I am fascinated by a concept in quantum physics known as the “many-world” or “multiple universes” or “multiverse” theory — in which there are an infinite number of universes, and everything that could possibly happen occurs in some universe. All possible universes exist simultaneously, regardless of what happens in any of them.  Of course, I suspect, being a bear of very little brain, I haven’t the foggiest notion of what scientists like Robert Lanza are REALLY talking about, but I do quite like the concept that all the possible paths I might have walked, had I chosen that path over this one, this door over that, are still continuing, with me on them, more or less happily.

There is, after all, a kind of eternity in that concept.  In a recent blog on death, Lanza says:

Death does not exist in a timeless, spaceless world.
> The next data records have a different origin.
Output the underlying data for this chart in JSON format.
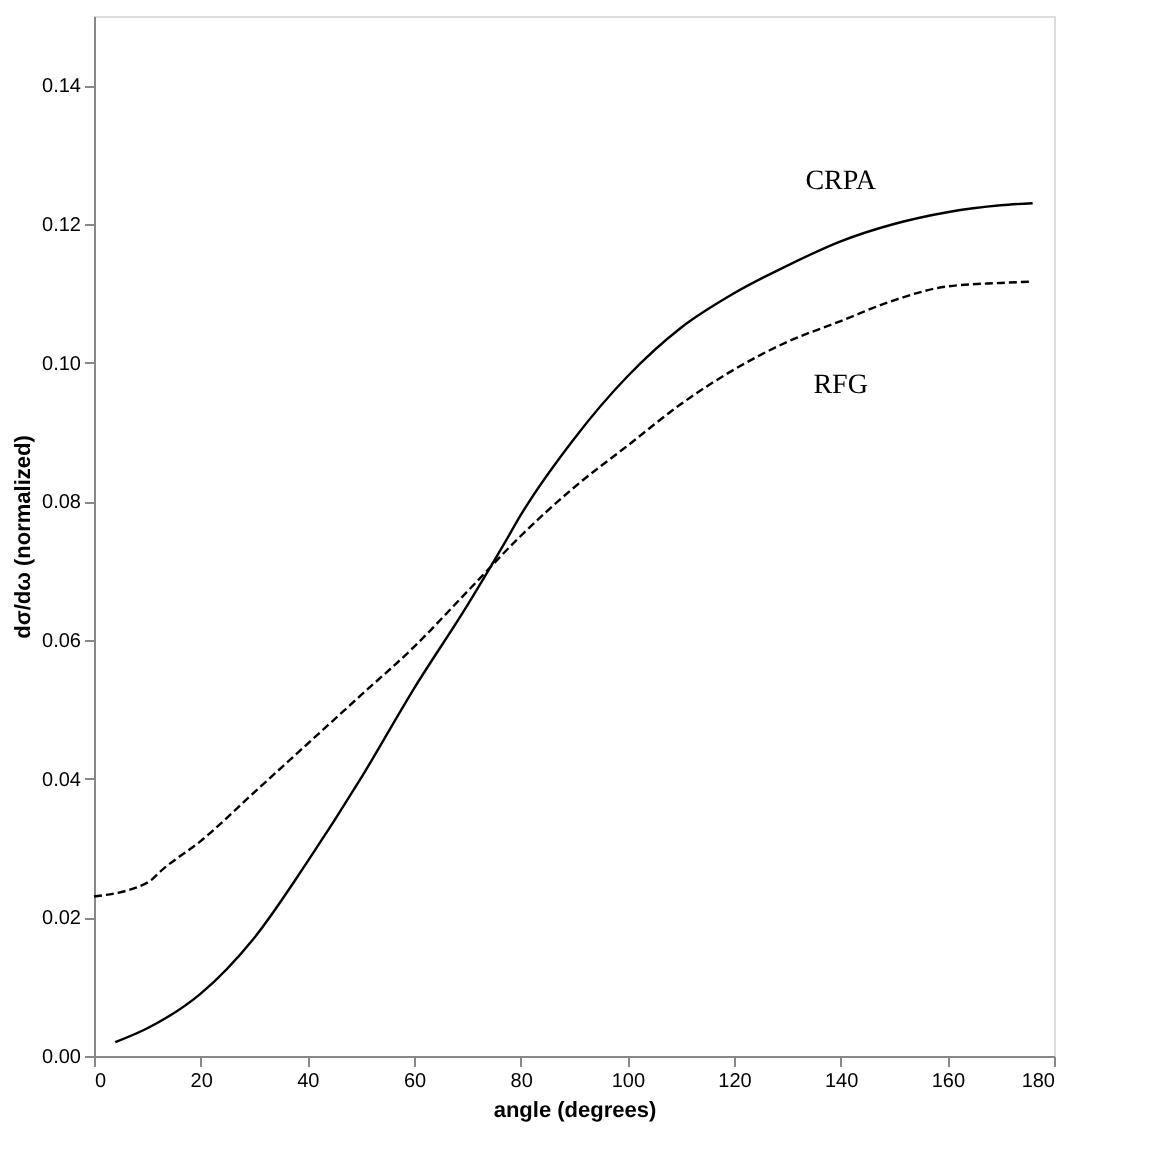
{
  "chart_data": {
    "type": "line",
    "xlabel": "angle (degrees)",
    "ylabel": "dσ/dω (normalized)",
    "xlim": [
      0,
      180
    ],
    "ylim": [
      0,
      0.15
    ],
    "xticks": [
      0,
      20,
      40,
      60,
      80,
      100,
      120,
      140,
      160,
      180
    ],
    "yticks": [
      {
        "value": 0,
        "label": "0.00"
      },
      0.02,
      0.04,
      0.06,
      0.08,
      {
        "value": 0.1,
        "label": "0.10"
      },
      0.12,
      0.14
    ],
    "grid": false,
    "series": [
      {
        "name": "CRPA",
        "color": "#000000",
        "line_style": "solid",
        "x": [
          4,
          10,
          20,
          30,
          40,
          50,
          60,
          70,
          77,
          80,
          90,
          100,
          110,
          120,
          130,
          140,
          150,
          160,
          170,
          176
        ],
        "values": [
          0.002,
          0.004,
          0.009,
          0.017,
          0.028,
          0.04,
          0.053,
          0.065,
          0.074,
          0.078,
          0.089,
          0.098,
          0.105,
          0.11,
          0.114,
          0.1175,
          0.12,
          0.1217,
          0.1227,
          0.123
        ]
      },
      {
        "name": "RFG",
        "color": "#000000",
        "line_style": "dashed",
        "x": [
          0,
          10,
          13,
          20,
          30,
          40,
          50,
          60,
          70,
          80,
          90,
          100,
          110,
          120,
          130,
          140,
          150,
          160,
          170,
          176
        ],
        "values": [
          0.023,
          0.025,
          0.027,
          0.031,
          0.038,
          0.045,
          0.052,
          0.059,
          0.067,
          0.075,
          0.082,
          0.088,
          0.094,
          0.099,
          0.103,
          0.106,
          0.109,
          0.111,
          0.1115,
          0.1117
        ]
      }
    ]
  }
}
In the end, even Einstein admitted, “Now Besso” (an old friend) “has departed from this strange world a little ahead of me. That means nothing. People like us…know that the distinction between past, present, and future is only a stubbornly persistent illusion.” Immortality doesn’t mean a perpetual existence in time without end, but rather resides outside of time altogether.
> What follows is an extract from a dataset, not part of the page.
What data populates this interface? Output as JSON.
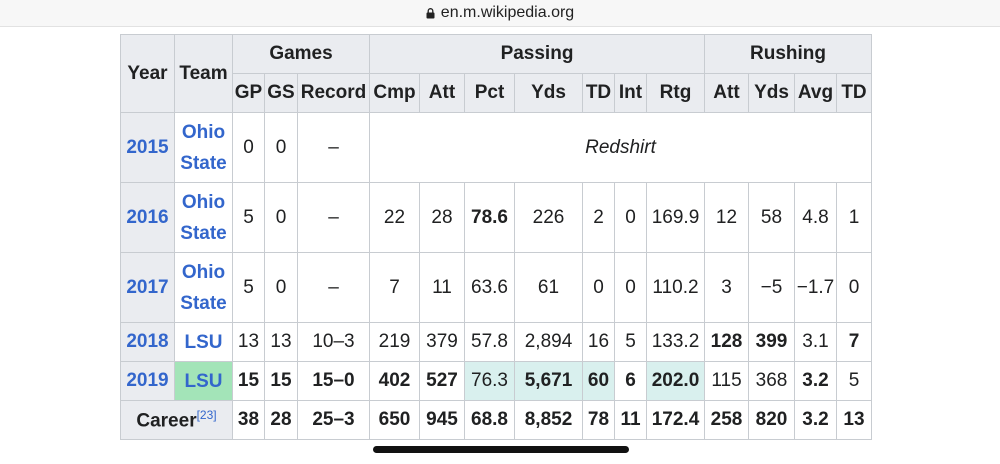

I understand this best when I think of my fictional characters.  When I was working on my last novel, in the first draft no one died.  Okay, maybe it wasn’t happily-every-after, but at least everyone made it to the last page still breathing.  Sadly, the draft didn’t quite work.  I resisted it, but every solution pointed to the fact someone had to die, and I knew who — a character of whom I’d grown extremely fond.  I did not want this to happen.  I tried very hard not to let it happen.  I worked for weeks and weeks, trying to find another way to arrive at the place I knew was right for the novel, credible for the plot and the characters; in short, trying to keep him alive.  Finally, I surrendered to the inevitable.  My beloved character met his destiny.
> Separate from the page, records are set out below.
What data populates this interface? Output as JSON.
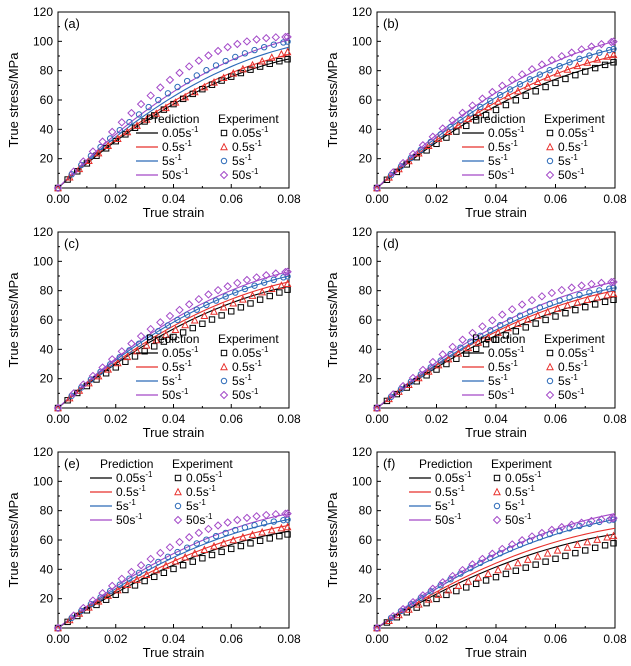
{
  "colors": {
    "c005": "#000000",
    "c05": "#e8302c",
    "c5": "#2c6ab8",
    "c50": "#a349c8"
  },
  "legend": {
    "pred_title": "Prediction",
    "exp_title": "Experiment",
    "unit": "s",
    "exp": "-1",
    "rates": [
      "0.05",
      "0.5",
      "5",
      "50"
    ]
  },
  "chart_data": [
    {
      "type": "line+scatter",
      "panel": "(a)",
      "legend_position": "bottom-right",
      "xlabel": "True strain",
      "ylabel": "True stress/MPa",
      "xlim": [
        0,
        0.08
      ],
      "ylim": [
        0,
        120
      ],
      "xticks": [
        "0.00",
        "0.02",
        "0.04",
        "0.06",
        "0.08"
      ],
      "yticks": [
        "20",
        "40",
        "60",
        "80",
        "100",
        "120"
      ],
      "series": [
        {
          "name": "0.05 s-1",
          "predicted_end": 88,
          "experiment_end": 88,
          "exp_scale": 1.0
        },
        {
          "name": "0.5 s-1",
          "predicted_end": 91,
          "experiment_end": 93,
          "exp_scale": 0.97
        },
        {
          "name": "5 s-1",
          "predicted_end": 96,
          "experiment_end": 100,
          "exp_scale": 1.02
        },
        {
          "name": "50 s-1",
          "predicted_end": 101,
          "experiment_end": 103,
          "exp_scale": 1.08
        }
      ]
    },
    {
      "type": "line+scatter",
      "panel": "(b)",
      "legend_position": "bottom-right",
      "xlabel": "True strain",
      "ylabel": "True stress/MPa",
      "xlim": [
        0,
        0.08
      ],
      "ylim": [
        0,
        120
      ],
      "xticks": [
        "0.00",
        "0.02",
        "0.04",
        "0.06",
        "0.08"
      ],
      "yticks": [
        "20",
        "40",
        "60",
        "80",
        "100",
        "120"
      ],
      "series": [
        {
          "name": "0.05 s-1",
          "predicted_end": 86,
          "experiment_end": 86,
          "exp_scale": 0.97
        },
        {
          "name": "0.5 s-1",
          "predicted_end": 90,
          "experiment_end": 91,
          "exp_scale": 0.99
        },
        {
          "name": "5 s-1",
          "predicted_end": 95,
          "experiment_end": 95,
          "exp_scale": 1.0
        },
        {
          "name": "50 s-1",
          "predicted_end": 100,
          "experiment_end": 100,
          "exp_scale": 1.02
        }
      ]
    },
    {
      "type": "line+scatter",
      "panel": "(c)",
      "legend_position": "bottom-right",
      "xlabel": "True strain",
      "ylabel": "True stress/MPa",
      "xlim": [
        0,
        0.08
      ],
      "ylim": [
        0,
        120
      ],
      "xticks": [
        "0.00",
        "0.02",
        "0.04",
        "0.06",
        "0.08"
      ],
      "yticks": [
        "20",
        "40",
        "60",
        "80",
        "100",
        "120"
      ],
      "series": [
        {
          "name": "0.05 s-1",
          "predicted_end": 83,
          "experiment_end": 81,
          "exp_scale": 0.95
        },
        {
          "name": "0.5 s-1",
          "predicted_end": 86,
          "experiment_end": 85,
          "exp_scale": 0.97
        },
        {
          "name": "5 s-1",
          "predicted_end": 90,
          "experiment_end": 90,
          "exp_scale": 1.0
        },
        {
          "name": "50 s-1",
          "predicted_end": 93,
          "experiment_end": 93,
          "exp_scale": 1.04
        }
      ]
    },
    {
      "type": "line+scatter",
      "panel": "(d)",
      "legend_position": "bottom-right",
      "xlabel": "True strain",
      "ylabel": "True stress/MPa",
      "xlim": [
        0,
        0.08
      ],
      "ylim": [
        0,
        120
      ],
      "xticks": [
        "0.00",
        "0.02",
        "0.04",
        "0.06",
        "0.08"
      ],
      "yticks": [
        "20",
        "40",
        "60",
        "80",
        "100",
        "120"
      ],
      "series": [
        {
          "name": "0.05 s-1",
          "predicted_end": 76,
          "experiment_end": 74,
          "exp_scale": 0.98
        },
        {
          "name": "0.5 s-1",
          "predicted_end": 80,
          "experiment_end": 78,
          "exp_scale": 1.0
        },
        {
          "name": "5 s-1",
          "predicted_end": 82,
          "experiment_end": 82,
          "exp_scale": 1.02
        },
        {
          "name": "50 s-1",
          "predicted_end": 86,
          "experiment_end": 86,
          "exp_scale": 1.06
        }
      ]
    },
    {
      "type": "line+scatter",
      "panel": "(e)",
      "legend_position": "top-left",
      "xlabel": "True strain",
      "ylabel": "True stress/MPa",
      "xlim": [
        0,
        0.08
      ],
      "ylim": [
        0,
        120
      ],
      "xticks": [
        "0.00",
        "0.02",
        "0.04",
        "0.06",
        "0.08"
      ],
      "yticks": [
        "20",
        "40",
        "60",
        "80",
        "100",
        "120"
      ],
      "series": [
        {
          "name": "0.05 s-1",
          "predicted_end": 66,
          "experiment_end": 64,
          "exp_scale": 0.98
        },
        {
          "name": "0.5 s-1",
          "predicted_end": 70,
          "experiment_end": 69,
          "exp_scale": 1.0
        },
        {
          "name": "5 s-1",
          "predicted_end": 74,
          "experiment_end": 74,
          "exp_scale": 1.03
        },
        {
          "name": "50 s-1",
          "predicted_end": 78,
          "experiment_end": 78,
          "exp_scale": 1.07
        }
      ]
    },
    {
      "type": "line+scatter",
      "panel": "(f)",
      "legend_position": "top-left",
      "xlabel": "True strain",
      "ylabel": "True stress/MPa",
      "xlim": [
        0,
        0.08
      ],
      "ylim": [
        0,
        120
      ],
      "xticks": [
        "0.00",
        "0.02",
        "0.04",
        "0.06",
        "0.08"
      ],
      "yticks": [
        "20",
        "40",
        "60",
        "80",
        "100",
        "120"
      ],
      "series": [
        {
          "name": "0.05 s-1",
          "predicted_end": 64,
          "experiment_end": 58,
          "exp_scale": 0.95
        },
        {
          "name": "0.5 s-1",
          "predicted_end": 68,
          "experiment_end": 63,
          "exp_scale": 0.97
        },
        {
          "name": "5 s-1",
          "predicted_end": 74,
          "experiment_end": 74,
          "exp_scale": 1.02
        },
        {
          "name": "50 s-1",
          "predicted_end": 78,
          "experiment_end": 75,
          "exp_scale": 1.04
        }
      ]
    }
  ]
}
My characters, once I’ve created them, are real to me.  They exist, perhaps not in the sense this table exists, or my Best Beloved exists, but in a garden of my soul, they are alive.  I think about them often, as I would friends-and-relations, some more often, some less, but all are contained within my psyche.  And what happens, then, when I struggle so with a decision for one of them?  Well, I see myriad paths, each one leading to a different conclusion, to a different set of possibilities.  And regardless of which one finally ‘wins’ for the sake of the novel, the others do not cease to be, just as the characters do not cease to exist for me when I put the final period on the sentence. That character who ‘died’ on the page, is still alive, outside of time and space, just as surely as if I had written a different end for him, and perhaps, dare I say, as real to me as others I haven’t ’seen’ for a long time.

When I take a few moments to sit still and look out this window at the horizon where sea meets sky, I cannot help but contemplate what lives there, just out of sight, just beyond the range of my limited vision.  In his excellent book, Eternal Echoes, poet and philosopher John O’Donoghue says,

You know your real life is happening here. Yet your longing for the invisible is never stilled.  There is always some magnet that draws your eyes to the horizon or invites you to explore behind things and seek out the concealed depths.  You know that the real nature of things is hidden deep within them.  When you enter the world, you come to live on the threshold between the visible and the invisible.  This tension infuses your life with longing.  Now you belong fully neither to the visible nor to the invisible. This is precisely what kindles and rekindles all your longing and your hunger to belong.  You are both artist and pilgrim of the threshold.

Pilgrim of the threshold.  I can’t think of a lovelier way to describe a writer.And I do love it when art and science and faith all converge, don’t you?